—Oh! mais, je trouve cette mimique excessive et inutile, Chrysanthème!—Je connaissais le mot Ka, j'avais parfaitement compris, je t'assure....
C'est fait si drôlement et si vite, avec une moue si réussie, que je n'ai, dans le fond, nulle idée de me fâcher,—cependant j'en porterai demain une marque bleue, c'est bien certain.

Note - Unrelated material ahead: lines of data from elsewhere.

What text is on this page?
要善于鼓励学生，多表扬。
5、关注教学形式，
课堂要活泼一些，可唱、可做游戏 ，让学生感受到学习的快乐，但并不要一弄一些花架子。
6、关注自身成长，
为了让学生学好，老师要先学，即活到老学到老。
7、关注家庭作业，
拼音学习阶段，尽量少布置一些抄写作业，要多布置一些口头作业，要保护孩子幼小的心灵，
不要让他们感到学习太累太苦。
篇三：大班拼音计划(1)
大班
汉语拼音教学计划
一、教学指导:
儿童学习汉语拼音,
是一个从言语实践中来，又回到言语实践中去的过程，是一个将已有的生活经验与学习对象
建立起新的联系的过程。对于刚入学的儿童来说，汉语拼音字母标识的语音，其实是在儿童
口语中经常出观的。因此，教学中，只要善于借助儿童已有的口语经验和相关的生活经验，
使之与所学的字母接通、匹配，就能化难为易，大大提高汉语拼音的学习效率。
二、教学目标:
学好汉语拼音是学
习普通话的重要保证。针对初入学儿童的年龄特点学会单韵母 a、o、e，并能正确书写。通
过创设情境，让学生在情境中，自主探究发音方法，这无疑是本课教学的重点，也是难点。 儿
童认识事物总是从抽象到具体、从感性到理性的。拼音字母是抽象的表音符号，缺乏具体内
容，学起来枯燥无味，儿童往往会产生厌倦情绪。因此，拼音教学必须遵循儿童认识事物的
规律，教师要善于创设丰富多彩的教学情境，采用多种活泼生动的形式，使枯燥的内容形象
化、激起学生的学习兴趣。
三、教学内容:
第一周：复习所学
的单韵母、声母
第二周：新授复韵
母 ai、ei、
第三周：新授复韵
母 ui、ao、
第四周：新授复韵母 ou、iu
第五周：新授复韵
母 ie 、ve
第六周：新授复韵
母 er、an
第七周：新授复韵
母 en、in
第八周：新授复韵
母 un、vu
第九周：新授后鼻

Voyons, il faut nous lever pour prêter secours à Yves, qui ne peut pas continuer à tambouriner de cette manière. Allons regarder, avec une lanterne, ce qu'il a, ce qui lui arrive.
Ce sont bien les moustiques en effet. Ils volent en nuage autour de lui, tous ceux de la maison et tous ceux des jardins, assemblés et bourdonnants. Chrysanthème indignée en brûle plusieurs à la flamme de sa lanterne, m'en montre d'autres: «Hou!» partout posés, sur le papier blanc du mur.

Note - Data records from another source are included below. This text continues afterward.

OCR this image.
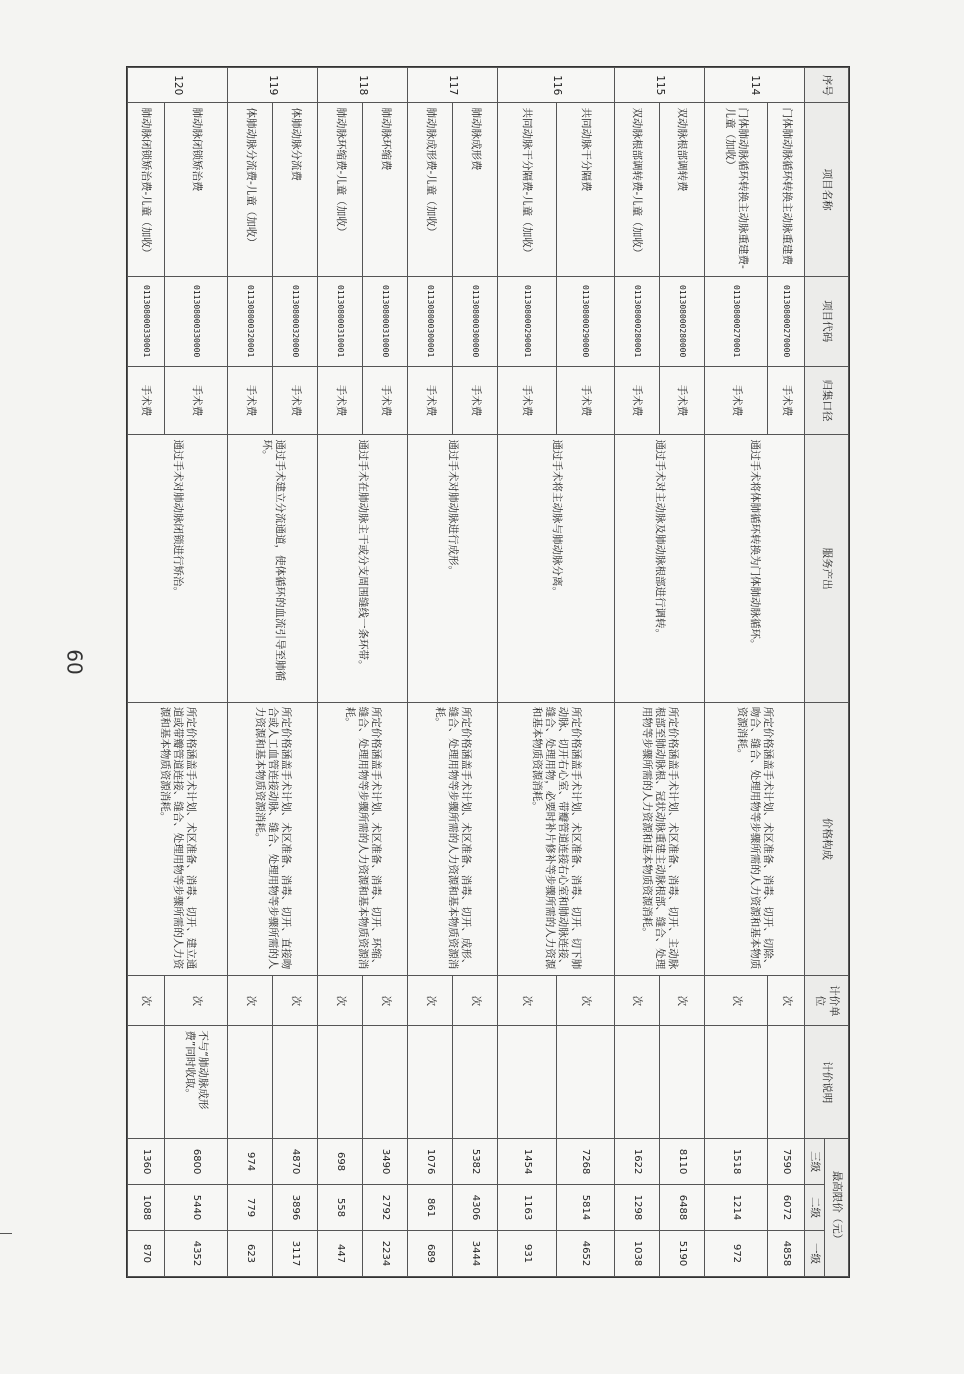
60
序号	项目名称	项目代码	归集口径	服务产出	价格构成	计价单位	计价说明	最高限价（元）		
								三级	二级	一级
114	门体肺动脉循环转换主动脉重建费	011308000270000	手术费	通过手术将体肺循环转换为门体肺动脉循环。	所定价格涵盖手术计划、术区准备、消毒、切开、切除、吻合、缝合、处理用物等步骤所需的人力资源和基本物质资源消耗。	次		7590	6072	4858
	门体肺动脉循环转换主动脉重建费-儿童（加收）	011308000270001	手术费			次		1518	1214	972
115	双动脉根部调转费	011308000280000	手术费	通过手术对主动脉及肺动脉根部进行调转。	所定价格涵盖手术计划、术区准备、消毒、切开、主动脉根部至肺动脉根、冠状动脉重建主动脉根部、缝合、处理用物等步骤所需的人力资源和基本物质资源消耗。	次		8110	6488	5190
	双动脉根部调转费-儿童（加收）	011308000280001	手术费			次		1622	1298	1038
116	共同动脉干分隔费	011308000290000	手术费	通过手术将主动脉与肺动脉分离。	所定价格涵盖手术计划、术区准备、消毒、切开、切下肺动脉、切开右心室、带瓣管道连接右心室和肺动脉连接、缝合、处理用物，必要时补片修补等步骤所需的人力资源和基本物质资源消耗。	次		7268	5814	4652
	共同动脉干分隔费-儿童（加收）	011308000290001	手术费			次		1454	1163	931
117	肺动脉成形费	011308000300000	手术费	通过手术对肺动脉进行成形。	所定价格涵盖手术计划、术区准备、消毒、切开、成形、缝合、处理用物等步骤所需的人力资源和基本物质资源消耗。	次		5382	4306	3444
	肺动脉成形费-儿童（加收）	011308000300001	手术费			次		1076	861	689
118	肺动脉环缩费	011308000310000	手术费	通过手术在肺动脉主干或分支周围缝线一条环带。	所定价格涵盖手术计划、术区准备、消毒、切开、环缩、缝合、处理用物等步骤所需的人力资源和基本物质资源消耗。	次		3490	2792	2234
	肺动脉环缩费-儿童（加收）	011308000310001	手术费			次		698	558	447
119	体肺动脉分流费	011308000320000	手术费	通过手术建立分流通道，使体循环的血流引导至肺循环。	所定价格涵盖手术计划、术区准备、消毒、切开、直接吻合或人工血管连接动脉、缝合、处理用物等步骤所需的人力资源和基本物质资源消耗。	次		4870	3896	3117
	体肺动脉分流费-儿童（加收）	011308000320001	手术费			次		974	779	623
120	肺动脉闭锁矫治费	011308000330000	手术费	通过手术对肺动脉闭锁进行矫治。	所定价格涵盖手术计划、术区准备、消毒、切开、建立通道或带瓣管道连接、缝合、处理用物等步骤所需的人力资源和基本物质资源消耗。	次	不与“肺动脉成形费”同时收取。	6800	5440	4352
	肺动脉闭锁矫治费-儿童（加收）	011308000330001	手术费			次		1360	1088	870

Lui dort toujours, après la fatigue de la journée, mais d'un sommeil agité, cela se comprend. Et Chrysanthème le secoue, pour l'emmener auprès de nous, sous notre moustiquaire bleue.
Il se laisse faire, après quelques cérémonies, se lève, comme un grand enfant mal éveillé, pour nous suivre,—et moi je ne trouve rien à redire, en somme, à ce couchage à trois: c'est si peu un lit, ce que nous partagerons là, et nous y dormirons tout habillés, comme toujours, suivant l'usage nippon. En voyage, en chemin de fer, est-ce que les dames les plus recommandables ne s'étendent pas ainsi, sans penser à mal, auprès de messieurs quelconques?

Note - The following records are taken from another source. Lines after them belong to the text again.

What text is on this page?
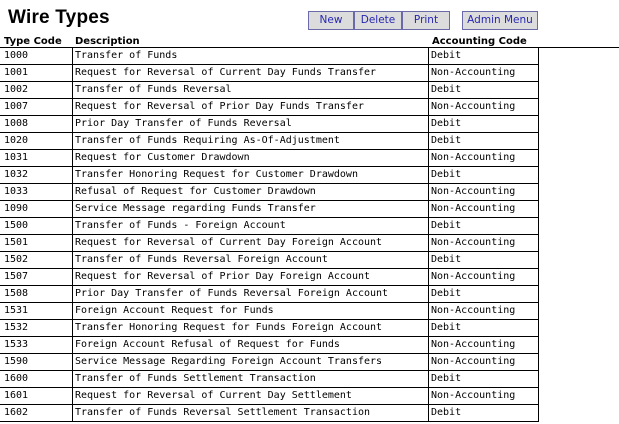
Wire Types	New	Delete	Print	Admin Menu
Type Code Description	Accounting Code
1000	Transfer of Funds	Debit
1001	Request for Reversal of Current Day Funds Transfer	Non-Accounting
1002	Transfer of Funds Reversal	Debit
1007	Request for Reversal of Prior Day Funds Transfer	Non-Accounting
1008	Prior Day Transfer of Funds Reversal	Debit
1020	Transfer of Funds Requiring As-Of-Adjustment	Debit
1031	Request for Customer Drawdown	Non-Accounting
1032	Transfer Honoring Request for Customer Drawdown	Debit
1033	Refusal of Request for Customer Drawdown	Non-Accounting
1090	Service Message regarding Funds Transfer	Non-Accounting
1500	Transfer of Funds - Foreign Account	Debit
1501	Request for Reversal of Current Day Foreign Account	Non-Accounting
1502	Transfer of Funds Reversal Foreign Account	Debit
1507	Request for Reversal of Prior Day Foreign Account	Non-Accounting
1508	Prior Day Transfer of Funds Reversal Foreign Account	Debit
1531	Foreign Account Request for Funds	Non-Accounting
1532	Transfer Honoring Request for Funds Foreign Account	Debit
1533	Foreign Account Refusal of Request for Funds	Non-Accounting
1590	Service Message Regarding Foreign Account Transfers	Non-Accounting
1600	Transfer of Funds Settlement Transaction	Debit
1601	Request for Reversal of Current Day Settlement	Non-Accounting
1602	Transfer of Funds Reversal Settlement Transaction	Debit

Seulement j'ai placé le petit chevalet à nuque de Chrysanthème au centre de la tente de gaze, entre nos deux oreillers à nous, pour observer, pour voir.
Elle alors, très digne, sans rien dire, comme rectifiant une erreur d'étiquette que j'aurais commise par mégarde, l'enlève et met à la place mon tambour en peau de couleuvre: je serai donc au milieu les séparant. C'est plus correct, en effet. Oh! c'est décidément très bien—, et Chrysanthème est une personne de beaucoup de tenue....
...En rentrant à bord le lendemain matin, au clair soleil de sept heures, nous cheminons dans les sentiers pleins de rosée, avec une bande de petites mousmés de six ou huit ans, absolument comiques, qui se rendent à l'école.
Les cigales, cela va sans dire, font autour de nous leur joli bruit sonore. La montagne sent bon. Fraîcheur de l'air, fraîcheur de la lumière, fraîcheur enfantine de ces petites filles en longues robes et en beaux chignons apprêtés. Fraîcheur de ces fleurs et de ces herbes sur lesquelles nous marchons et qui sont semées de gouttelettes d'eau.... Comme c'est éternellement joli, même au Japon, les matins de la campagne et les matins de la vie humaine....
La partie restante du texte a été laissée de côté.